Archivado en: CronicaS — congapur @ 1:31 pm

La vuelta de Gading fue de beneplacito, montados en el micro expreso con aire acondicionado el viaje de ida que nos tomo mas de cuatro horas (con obligatoria espera incluida) se hizo un paseito de poco menos de una hora. Ya la tarde estaba en su apogeo, llovia tropical y descaradamente y no teniamos mate. Optamos por volver al hotel, ducharnos y esperar que escampe para salir a conocer un poco la ciudad. La misma nos recibio con la correspondiente calidez del tropico y concluimos la noche comiendo una pizza y yendo a la cama, ya que el dia siguiente comenzaba mas temprano aun. El destino? Bako.
Aun resentidos por la experiencia anterior, y ya no dispuestos a pasar una mañana entera esperando un micro (aunque he de decir que a pesar de eso fue un buen momento), conseguimos un taxista que nos pase a buscar y nos lleve hasta la Kampung Bako. Este parque nacional no tiene acceso por ruta, entonces hay que ir hasta la terminal de Kampung Bako donde te tomas un botecito que te lleva hasta el parque. Nosotros conseguimos un bote con Herbert, un turista aleman y una pareja que no me acuerdo como se llamaban, pero que despues casi no volvimos a ver. Lo mas interesante de Bako es que es el unico (o uno de los pocos) lugar del mundo donde viven los monos proboscios, los narigones, que son originarios de esta isla.
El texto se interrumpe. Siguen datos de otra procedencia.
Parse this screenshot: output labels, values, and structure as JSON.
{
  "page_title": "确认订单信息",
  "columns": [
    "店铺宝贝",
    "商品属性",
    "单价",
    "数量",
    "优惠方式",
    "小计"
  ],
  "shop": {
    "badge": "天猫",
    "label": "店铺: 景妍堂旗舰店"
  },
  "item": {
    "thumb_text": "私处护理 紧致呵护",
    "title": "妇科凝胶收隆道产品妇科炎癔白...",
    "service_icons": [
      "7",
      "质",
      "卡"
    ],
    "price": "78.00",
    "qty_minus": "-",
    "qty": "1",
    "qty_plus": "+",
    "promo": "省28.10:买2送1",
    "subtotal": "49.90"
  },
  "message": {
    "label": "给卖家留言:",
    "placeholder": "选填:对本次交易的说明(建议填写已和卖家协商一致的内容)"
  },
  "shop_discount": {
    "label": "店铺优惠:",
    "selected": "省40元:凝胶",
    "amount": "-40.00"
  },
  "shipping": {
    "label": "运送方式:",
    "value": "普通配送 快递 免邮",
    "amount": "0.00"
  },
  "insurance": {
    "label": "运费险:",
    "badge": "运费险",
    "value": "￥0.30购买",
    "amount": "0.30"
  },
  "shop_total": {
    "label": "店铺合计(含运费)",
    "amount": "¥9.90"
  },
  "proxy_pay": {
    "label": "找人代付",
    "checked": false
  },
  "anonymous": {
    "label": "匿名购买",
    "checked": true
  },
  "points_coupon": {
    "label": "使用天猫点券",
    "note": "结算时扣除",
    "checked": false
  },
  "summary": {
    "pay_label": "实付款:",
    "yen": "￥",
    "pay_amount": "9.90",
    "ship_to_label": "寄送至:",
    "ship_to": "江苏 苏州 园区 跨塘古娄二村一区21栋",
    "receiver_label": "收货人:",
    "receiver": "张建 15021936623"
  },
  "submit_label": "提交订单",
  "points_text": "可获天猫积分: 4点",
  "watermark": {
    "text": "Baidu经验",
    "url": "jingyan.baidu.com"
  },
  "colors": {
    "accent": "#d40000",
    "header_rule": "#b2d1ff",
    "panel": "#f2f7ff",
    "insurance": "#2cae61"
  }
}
Ademas, toda la costa del parque es un bosque de manglares, que tanto habiamos visto en los documentales de la tele y finalmente pudimos caminar por entre uno (en la tele se ven mejor, mucho barro, mucho bicho).
El dia fue para nosotros muy entretenido: Caminamos casi sin cesar por unas 5 o 6 horas en busca de los monos esos, dando la vuelta completa a un circuito del parque, que era el mas adecuado para hacer porque los otros o eran muy cortos (de 1 o 2 horas) o muy largos (de 6 a 8 horas, para super trekkers! No estamos ya para esos trotes) El paseo fue terriblemente agotador, ya que el suelo de la selva es completamente irregular, solo raices y hojas que las tapan, si bien no hace un calor insoportable la humedad es palpable en el aire. Solo al minuto de entrar en la jungla (que se siente como cuando uno entra a una habitacion con el aire acondicionado prendido) estas completamente empapado. No solo eso, sino que todo el sendero es sobre un cerro, y cuando se llega a la cima del mismo, la vegetacion cambia repentinamente (exactamente de la misma forma en que cambia la decoracion de un cuarto a otro. Un paso aca, selva, un paso alla, un bosque seco de plantas bajas llamado “Heath forest”). En la busqueda de los monos narigones, y durante la larga caminata, pudimos ver no tanto bicho como el dia anterior, pero si una impresionante cantidad de plantas rarisimas, incluidas varias clases de “pitcher plants“, plantas carnivoras que abundaban en la cima del cerro. Me olvide de contarles que todo este camino lo hicimos con Herbert, que como estaba solo nos hizo compañia y estaba obstinadisimo en ver a los monos que no aparecian.
Aqui, una foto que no saque yo pero que muestra los senderos del parque: Nosotros hicimos el camino rojo, mas bien cuadrado, que da una vuelta por alrededor del centro del parque. Ese camino toma supuestamente 4 horas, pero a nosotros nos tomo 5 y media porque hicimos un desvio para acercarnos a la playa.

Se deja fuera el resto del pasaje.